Brain Computer Interface (BCI) for Speech Decoding

Brain-computer interfaces allow us to capture brain activity, analyze these signals, and translate them into commands for a computer to act out. This technology is what allows individuals to control prosthetic limbs or motorized wheelchairs with their thoughts. For many researchers, the aim of brain-computer interfaces is to empower users and restore function where it has been lost. This fast-growing field is the future of rehabilitation and quality-of-life improvement.
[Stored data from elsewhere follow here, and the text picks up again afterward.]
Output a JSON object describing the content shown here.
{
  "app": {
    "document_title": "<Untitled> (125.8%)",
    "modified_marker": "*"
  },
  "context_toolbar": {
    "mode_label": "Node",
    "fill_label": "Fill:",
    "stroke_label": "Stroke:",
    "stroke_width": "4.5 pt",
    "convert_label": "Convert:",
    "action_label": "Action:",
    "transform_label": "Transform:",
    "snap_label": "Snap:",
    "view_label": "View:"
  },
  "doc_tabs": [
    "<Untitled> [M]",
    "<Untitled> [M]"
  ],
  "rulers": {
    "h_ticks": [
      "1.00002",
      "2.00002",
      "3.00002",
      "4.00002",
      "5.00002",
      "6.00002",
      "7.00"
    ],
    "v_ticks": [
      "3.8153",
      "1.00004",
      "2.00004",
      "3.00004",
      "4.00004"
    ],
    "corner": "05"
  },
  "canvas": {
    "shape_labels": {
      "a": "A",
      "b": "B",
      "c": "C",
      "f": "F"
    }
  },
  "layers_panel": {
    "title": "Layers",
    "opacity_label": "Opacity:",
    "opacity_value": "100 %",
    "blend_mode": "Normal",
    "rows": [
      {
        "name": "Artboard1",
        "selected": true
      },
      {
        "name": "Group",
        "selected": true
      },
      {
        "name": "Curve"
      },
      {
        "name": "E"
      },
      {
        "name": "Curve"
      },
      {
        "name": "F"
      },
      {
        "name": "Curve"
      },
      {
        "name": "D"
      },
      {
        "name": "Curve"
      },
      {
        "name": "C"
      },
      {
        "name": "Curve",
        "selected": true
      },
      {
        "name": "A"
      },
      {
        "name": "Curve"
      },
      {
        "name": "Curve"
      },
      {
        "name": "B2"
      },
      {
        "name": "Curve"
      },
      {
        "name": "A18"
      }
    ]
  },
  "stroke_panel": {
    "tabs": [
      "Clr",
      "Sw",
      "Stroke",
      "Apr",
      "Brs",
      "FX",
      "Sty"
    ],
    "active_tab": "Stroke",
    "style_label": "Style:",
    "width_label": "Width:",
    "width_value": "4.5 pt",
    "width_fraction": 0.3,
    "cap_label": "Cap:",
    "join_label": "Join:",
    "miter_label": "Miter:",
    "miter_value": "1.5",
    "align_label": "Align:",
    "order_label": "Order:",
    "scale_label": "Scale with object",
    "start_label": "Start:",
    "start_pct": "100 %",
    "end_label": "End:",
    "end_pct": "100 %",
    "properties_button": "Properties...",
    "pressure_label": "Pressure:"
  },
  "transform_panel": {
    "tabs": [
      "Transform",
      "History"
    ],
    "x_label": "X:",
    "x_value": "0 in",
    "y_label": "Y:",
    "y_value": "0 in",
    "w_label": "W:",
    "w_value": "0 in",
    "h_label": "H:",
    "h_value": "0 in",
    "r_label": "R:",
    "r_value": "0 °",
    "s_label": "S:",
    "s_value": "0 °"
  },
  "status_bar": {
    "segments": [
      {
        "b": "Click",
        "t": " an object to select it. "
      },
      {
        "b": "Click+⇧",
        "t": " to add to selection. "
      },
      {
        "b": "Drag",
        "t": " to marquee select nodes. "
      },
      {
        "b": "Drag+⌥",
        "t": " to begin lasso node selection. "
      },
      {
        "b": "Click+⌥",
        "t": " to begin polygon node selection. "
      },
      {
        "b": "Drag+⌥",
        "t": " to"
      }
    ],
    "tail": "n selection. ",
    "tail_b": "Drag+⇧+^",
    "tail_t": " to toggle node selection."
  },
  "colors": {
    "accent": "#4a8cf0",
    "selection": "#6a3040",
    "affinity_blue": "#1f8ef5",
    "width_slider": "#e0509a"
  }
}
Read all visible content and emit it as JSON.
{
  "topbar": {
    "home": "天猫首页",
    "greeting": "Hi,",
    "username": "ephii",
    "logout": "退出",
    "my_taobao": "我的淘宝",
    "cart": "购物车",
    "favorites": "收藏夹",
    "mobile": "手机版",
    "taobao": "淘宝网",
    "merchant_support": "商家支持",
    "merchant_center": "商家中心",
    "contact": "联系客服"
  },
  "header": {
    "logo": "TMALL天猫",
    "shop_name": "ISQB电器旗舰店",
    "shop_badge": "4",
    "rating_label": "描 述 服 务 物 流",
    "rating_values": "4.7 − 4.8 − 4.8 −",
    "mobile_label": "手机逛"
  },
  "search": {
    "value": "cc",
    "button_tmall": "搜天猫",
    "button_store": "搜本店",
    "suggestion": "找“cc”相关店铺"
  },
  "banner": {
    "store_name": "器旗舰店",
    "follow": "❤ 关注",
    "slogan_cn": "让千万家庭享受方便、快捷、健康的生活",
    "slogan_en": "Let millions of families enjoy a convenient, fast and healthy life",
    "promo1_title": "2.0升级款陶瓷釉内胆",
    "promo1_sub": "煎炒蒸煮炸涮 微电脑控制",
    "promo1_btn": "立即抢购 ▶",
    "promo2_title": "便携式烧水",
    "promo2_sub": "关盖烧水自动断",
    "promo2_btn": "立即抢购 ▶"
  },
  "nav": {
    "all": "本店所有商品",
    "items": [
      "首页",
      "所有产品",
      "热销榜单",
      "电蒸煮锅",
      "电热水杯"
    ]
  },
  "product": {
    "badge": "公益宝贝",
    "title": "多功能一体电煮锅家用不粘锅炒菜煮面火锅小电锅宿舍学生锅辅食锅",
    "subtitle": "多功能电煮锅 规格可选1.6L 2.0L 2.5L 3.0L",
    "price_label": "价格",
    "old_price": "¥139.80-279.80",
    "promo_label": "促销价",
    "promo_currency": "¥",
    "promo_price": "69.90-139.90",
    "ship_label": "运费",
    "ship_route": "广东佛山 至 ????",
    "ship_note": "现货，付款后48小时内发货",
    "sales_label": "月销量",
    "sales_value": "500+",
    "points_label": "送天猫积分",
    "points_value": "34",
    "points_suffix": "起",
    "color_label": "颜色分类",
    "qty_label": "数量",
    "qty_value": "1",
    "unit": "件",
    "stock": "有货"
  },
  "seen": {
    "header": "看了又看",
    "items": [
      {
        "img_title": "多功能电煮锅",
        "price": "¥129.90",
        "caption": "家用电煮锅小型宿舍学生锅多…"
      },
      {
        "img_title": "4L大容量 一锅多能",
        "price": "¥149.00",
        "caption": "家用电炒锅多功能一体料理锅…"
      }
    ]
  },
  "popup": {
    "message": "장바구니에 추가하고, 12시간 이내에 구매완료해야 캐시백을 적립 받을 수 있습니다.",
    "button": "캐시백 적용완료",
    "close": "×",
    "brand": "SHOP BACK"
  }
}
In the field of brain-computer interfaces (BCIs), speech synthesis is a unique application that has the potential to improve the quality of life for individuals with speech impairments. For those with conditions such as Amyotrophic Lateral Sclerosis (ALS) and Locked-In Syndrome, communication with others is difficult despite cognitive faculties being intact. The development of a BCI that can synthesize speech from thoughts in real time may empower individuals with impaired speech to communicate despite physical limitations. For example, individuals recovering from brainstem strokes may regain speech function, allowing them to communicate more freely during their rehabilitation process. Furthermore, patients with ALS can utilize this BCI to maintain their ability to communicate throughout their disease progression, thereby improving their quality of life.

Magnetoencephalography (MEG) is a non-invasive neuroimaging technique with high spatiotemporal resolution (<0.2 ms and <5 mm), offering a uniquely exceptional brain signal source. When our neurons fire, there is an electrical current. This electrical current generates a magnetic field. MEG amplifies that magnetic field and uses it to provide information about brain activity. This research project aims to use the University of Florida’s state-of-the-art MEG technology and integrate it with sophisticated machine learning algorithms, notably large language models like generative pre-trained transformers (GPT), to create a real-time BCI speech synthesis tool. 

We aim to develop a deep learning framework for instant speech synthesis from neuromagnetic brain activity by extracting speech articulation and phonetic features from the MEG brainwave patterns. Previous research has some success in using brain activity captured from intracranial recording and non-invasive neuroimaging, such as through functional magnetic resonance imaging (fMRI), electroencephalography (EEG), and MEG, in combination with machine learning models and language models to reconstruct speech. This project will use UF’s local MEG machinery to gather a large body of recording data with the intent of improving the current efficacy of MEG for speech synthesis.